Trotz Kritik: Die Skulptur wird wie geplant in der Ausstellung zu sehen sein. «Wir möchten das Werk trotzdem zeigen», sagt Zollinger. «Denn es ist unsere Aufgabe als Museum, Fragen zu stellen – interessiert, unvoreingenommen, neugierig.» Schon die Ausstellung über die Luftseilbahnen sei kein Werbespot für Bahn-Hersteller gewesen.

Als Pauschalkritik an der Jagd will Zollinger das Rehkitz nicht verstanden wissen. «Das Thema Jagen führt direkt zu den grossen Fragen über Leben und Tod.

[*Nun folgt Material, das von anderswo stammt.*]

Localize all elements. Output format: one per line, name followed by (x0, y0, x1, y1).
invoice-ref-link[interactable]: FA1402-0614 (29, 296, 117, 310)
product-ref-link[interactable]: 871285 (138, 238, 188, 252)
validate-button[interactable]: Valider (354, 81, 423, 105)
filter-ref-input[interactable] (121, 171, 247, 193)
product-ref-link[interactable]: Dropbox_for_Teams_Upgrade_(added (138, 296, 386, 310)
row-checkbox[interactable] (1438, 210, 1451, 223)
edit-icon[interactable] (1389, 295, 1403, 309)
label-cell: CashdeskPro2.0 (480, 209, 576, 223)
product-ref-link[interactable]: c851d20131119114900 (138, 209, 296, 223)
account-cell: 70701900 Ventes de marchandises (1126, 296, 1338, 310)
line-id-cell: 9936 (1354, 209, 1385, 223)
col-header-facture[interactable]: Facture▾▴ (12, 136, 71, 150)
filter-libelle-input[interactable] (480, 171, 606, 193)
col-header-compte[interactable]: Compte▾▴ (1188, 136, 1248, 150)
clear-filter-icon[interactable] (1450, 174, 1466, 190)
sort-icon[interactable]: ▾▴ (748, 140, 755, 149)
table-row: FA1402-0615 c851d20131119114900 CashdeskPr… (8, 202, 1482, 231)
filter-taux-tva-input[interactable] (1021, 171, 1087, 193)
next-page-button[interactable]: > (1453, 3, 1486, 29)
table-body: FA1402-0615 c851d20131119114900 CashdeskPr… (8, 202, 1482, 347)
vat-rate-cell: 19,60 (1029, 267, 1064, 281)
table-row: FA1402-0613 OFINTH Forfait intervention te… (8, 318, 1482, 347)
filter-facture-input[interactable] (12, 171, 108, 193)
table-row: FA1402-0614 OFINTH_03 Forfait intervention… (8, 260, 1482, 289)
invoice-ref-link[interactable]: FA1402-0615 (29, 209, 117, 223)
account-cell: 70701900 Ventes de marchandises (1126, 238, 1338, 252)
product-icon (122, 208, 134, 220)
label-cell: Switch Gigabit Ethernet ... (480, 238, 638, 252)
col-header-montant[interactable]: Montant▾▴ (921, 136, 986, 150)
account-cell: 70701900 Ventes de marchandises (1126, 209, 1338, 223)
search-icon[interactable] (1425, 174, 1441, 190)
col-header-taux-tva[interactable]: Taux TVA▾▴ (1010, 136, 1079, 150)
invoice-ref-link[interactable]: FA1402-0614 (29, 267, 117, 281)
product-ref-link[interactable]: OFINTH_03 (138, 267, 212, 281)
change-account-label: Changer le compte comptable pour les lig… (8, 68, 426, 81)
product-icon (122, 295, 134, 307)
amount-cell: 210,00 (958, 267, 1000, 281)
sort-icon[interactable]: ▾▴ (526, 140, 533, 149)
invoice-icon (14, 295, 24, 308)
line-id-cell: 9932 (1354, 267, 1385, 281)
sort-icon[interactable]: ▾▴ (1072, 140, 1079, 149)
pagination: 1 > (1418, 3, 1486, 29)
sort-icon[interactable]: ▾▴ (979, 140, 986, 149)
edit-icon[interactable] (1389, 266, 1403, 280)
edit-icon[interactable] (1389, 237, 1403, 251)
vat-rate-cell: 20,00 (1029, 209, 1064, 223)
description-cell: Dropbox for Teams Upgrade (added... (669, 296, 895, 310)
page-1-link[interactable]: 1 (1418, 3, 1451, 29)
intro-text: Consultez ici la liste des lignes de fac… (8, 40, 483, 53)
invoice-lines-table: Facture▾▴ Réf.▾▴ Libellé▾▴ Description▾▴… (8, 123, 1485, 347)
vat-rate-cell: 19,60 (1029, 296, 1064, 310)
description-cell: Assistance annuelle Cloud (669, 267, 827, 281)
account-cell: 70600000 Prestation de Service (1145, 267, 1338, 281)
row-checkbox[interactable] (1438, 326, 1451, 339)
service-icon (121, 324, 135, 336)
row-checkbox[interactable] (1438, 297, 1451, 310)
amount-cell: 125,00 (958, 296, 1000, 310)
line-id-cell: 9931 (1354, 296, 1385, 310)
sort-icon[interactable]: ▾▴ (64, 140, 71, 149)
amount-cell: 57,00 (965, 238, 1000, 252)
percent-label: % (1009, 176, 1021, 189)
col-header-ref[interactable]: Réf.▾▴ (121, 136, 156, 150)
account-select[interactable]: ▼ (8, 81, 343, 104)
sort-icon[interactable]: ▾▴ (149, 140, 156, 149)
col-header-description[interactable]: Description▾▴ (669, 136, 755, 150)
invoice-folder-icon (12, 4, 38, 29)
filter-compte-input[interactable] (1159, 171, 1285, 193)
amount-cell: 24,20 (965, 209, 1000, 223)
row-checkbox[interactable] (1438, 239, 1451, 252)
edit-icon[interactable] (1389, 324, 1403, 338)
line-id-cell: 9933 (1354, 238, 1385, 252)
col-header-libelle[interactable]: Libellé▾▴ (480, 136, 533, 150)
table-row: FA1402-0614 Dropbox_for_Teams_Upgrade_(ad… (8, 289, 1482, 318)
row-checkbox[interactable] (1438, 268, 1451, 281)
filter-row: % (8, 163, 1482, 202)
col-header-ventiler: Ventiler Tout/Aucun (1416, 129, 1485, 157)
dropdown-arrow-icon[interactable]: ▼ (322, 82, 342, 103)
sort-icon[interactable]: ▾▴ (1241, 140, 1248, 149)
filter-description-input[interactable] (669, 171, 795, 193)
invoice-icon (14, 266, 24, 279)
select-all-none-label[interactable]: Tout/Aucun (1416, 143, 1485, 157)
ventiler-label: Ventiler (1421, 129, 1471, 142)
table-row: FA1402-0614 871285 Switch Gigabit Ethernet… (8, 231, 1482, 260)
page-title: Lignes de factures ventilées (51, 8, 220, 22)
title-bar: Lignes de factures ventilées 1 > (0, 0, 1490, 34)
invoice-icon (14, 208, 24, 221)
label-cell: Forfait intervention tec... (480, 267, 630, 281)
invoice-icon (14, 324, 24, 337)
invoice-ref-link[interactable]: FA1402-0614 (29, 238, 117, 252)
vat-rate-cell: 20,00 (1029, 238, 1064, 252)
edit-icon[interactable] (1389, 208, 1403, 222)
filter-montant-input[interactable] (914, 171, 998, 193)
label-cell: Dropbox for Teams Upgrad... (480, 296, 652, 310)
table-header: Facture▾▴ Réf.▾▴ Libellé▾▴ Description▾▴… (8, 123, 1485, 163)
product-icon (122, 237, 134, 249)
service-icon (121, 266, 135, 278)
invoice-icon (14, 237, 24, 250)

Das interessiert uns.» Dass im Werk das Niedliche und Grässliche so nahe beieinander lägen, könne irritieren. «Ich glaube aber, dass das Kunstobjekt im Kontext der Ausstellung verständlicher wird. Natürlich wollen wir mit dem Werk keine Gefühle verletzen», betont Zollinger. «Dass das offenbar geschehen ist, tut mir Leid.» Gleichzeitig wolle das Nidwaldner Museum aber auch Raum für unangenehme Fragen zulassen. Die hitzige Debatte um die Skulptur zeige, wie emotional und komplex das Thema Jagd sei. Wenn das Museum solch öffentliche Debatten auslösen könne, sei das begrüssenswert.

Die Vernissage zur Ausstellung ist diesen Freitag, 18.30 Uhr.